THE ECONOMIC RECOVERY PROGRAMME – AN INTERIM REPORT

Letters from Tanzania suggest that the decline in the economy has ‘bottomed out’ and that there are definite signs of incipient recovery. There is certainly more activity among producers and traders, while the response of farmers to the provisions of the economic recovery programme has caused serious crop storage and movement problems. However, in spite of this more hopeful picture, the persistent trend of price inflation remains a serious worry, particularly to those on fixed salaries. Though hitherto the Government, aided by reasonable harvests, has been successful in sustaining morale and avoiding a food crisis, it would be rash indeed to assume that the Economic Recovery Programme has surmounted the formidable obstacles that lie in its path. Of these, th8 two most urgent and perplexing are the problems confronting the rehabilitation of exports and the debt overhang.

Except in 1968, Tanzania enjoyed a favourable balance of trade throughout the first decade of independence.
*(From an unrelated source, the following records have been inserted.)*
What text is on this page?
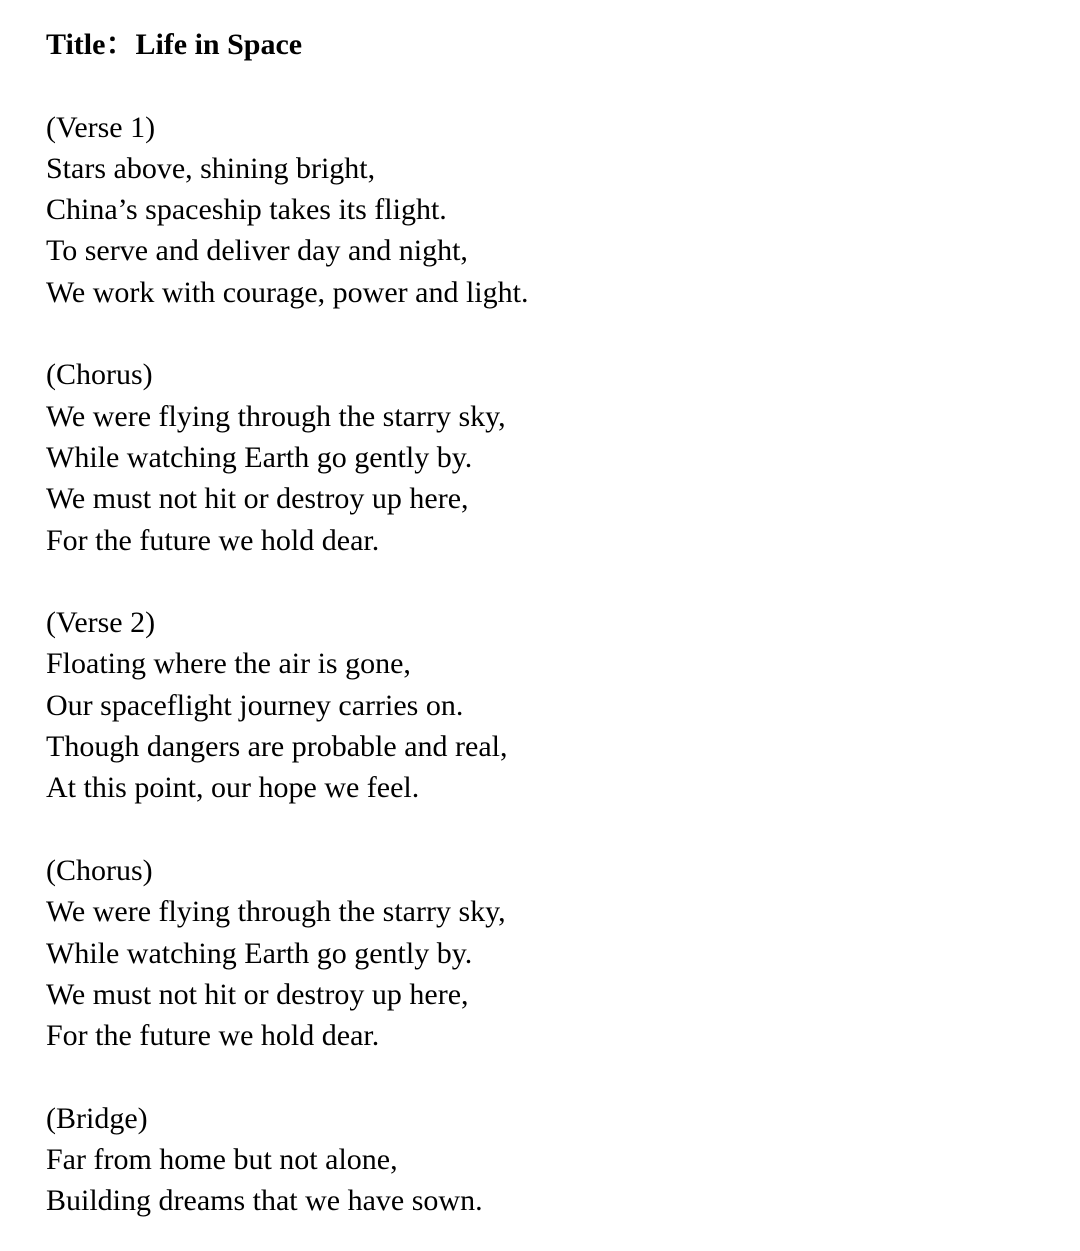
Title：Life in Space
(Verse 1)
Stars above, shining bright,
China’s spaceship takes its flight.
To serve and deliver day and night,
We work with courage, power and light.
(Chorus)
We were flying through the starry sky,
While watching Earth go gently by.
We must not hit or destroy up here,
For the future we hold dear.
(Verse 2)
Floating where the air is gone,
Our spaceflight journey carries on.
Though dangers are probable and real,
At this point, our hope we feel.
(Chorus)
We were flying through the starry sky,
While watching Earth go gently by.
We must not hit or destroy up here,
For the future we hold dear.
(Bridge)
Far from home but not alone,
Building dreams that we have sown.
But thereafter, for reasons that are too complex to discuss here, the trading account was consistently in the red and in 1986 export revenues at US$ 348 million were no more than one third of the cost of imports at US$ 1,047 million. This very serious outcome was the sequel to a fall in export volumes of sisal, cotton and cashew nuts, but other products increased in export tonnage, notably coffee, Tanzania’s largest export crop. For the moment the outlook for coffee is promising and indeed in 1986 a 15~ increase in exports was matched by a 130% increase in prices, resulting in a growth in earnings of 167% in shilling terms. But coffee is subject to seasonal fluctuations and in 1986 the difficulties encountered by the Brazilian crop created exceptional, though temporary, market opportunities. Over coffee, as with most of Tanzania’s traditional export commodities, hangs uncertainty about future total world demand, while increasing competition among Third World primary producers anxiously trying to rectify their trade deficits and fund their increasing burden of external debt casts additional doubt an the prospects for Tanzania’s staple export. This means that Tanzania can only hope to return to balance on her trading account through a resolute policy of export diversification in the years to come.

While the trade deficit imposes an intolerable burden on Tanzania’s balance of payments, it is also the debt overhang that gives rise to special anxiety. At the end of 1986 Tanzania was in debt to the rest of the world to the extent of nearly four billion dollars . Leaving aside private and short-term obligations, about two thirds of the outstanding public debt was to other governments and one third to the World Bank and the IMF. The interest and repayment of external public debt i n 1986 consumed 15% of the income from Tanzania’s exports, a burden which , although much less than that suffered by the Sudan, Somalia and some other countries, is likely to increase with the expiry of grace periods on multilateral loans and rescheduled debts in the nineteen nineties. Same of this burden can be relieved by converting bilateral loans into gifts. The United Kingdom has already done this, but with an outstanding bilateral debt in 1986 of US$ 2.112 million there is obvious scope for further relief along similar lines. Of the debts outstanding to the World Bank, US$ 656 million was due in respect of IDA (interest free) credits, which will fall for repayment in the next thirty or forty years as grace periods expire. But no less than US$239 million was borrowed in the early seventies on so-called IBRD terms, that is, at substantial rates of interest. Some consideration is now being given to the means of alleviating this debt burden, though it is far from clear what options will be open. Of the remaining debt burden, US$ 186 million represented accumulated commercial debts subject to export guarantee schemes, that is, in effect debts taken over by governments. It is believed that the U.K. would be willing to extend maturity periods and reduce rates of interest, but the implementation of such a proposal seems to depend on an agreement in the Paris Club (the main industrial nations) and there appears to be doubt about the willingness or the legal ability of the United States to co-operate.

It is of course difficult to foresee in this uncertain world the future outlook for Tanzania’s efforts at economic renewal. A downturn in the economies of the industrial nations could seriously jeopardise the prospects for many Third World countries dependent for their livelihood on the export of raw materials. The solution to the formidable balance of payments problem is still far away and exportable items and necessary commercial skills remain inadequate for the ‘purposes of a vigorous export programme. Underlying all efforts at economic renewal is the restoration and development of communications – roads, railways, port facilities, telephone and telex systems – a programme that will require years rather than :months to produce significant results.

But in spite of these hindrances and hasards, Tanzania possesses two important advantages, a stable government and a buoyant state of morale. Although the short term burden of reconstruction is falling disproportionately on the urban wage earner and his dependents, the absence of ostentatious private wealth and policies such as the minimum wage legislation help to offset, if only partially, the rigours of the recovery programme. These advantages cannot be assessed in developmental terms, but they create a favourable environment for growth. It must be our sincere hope that the benefits of structural adjustment, to which the Government has committed itself, will soon accrue to those who are paying the price.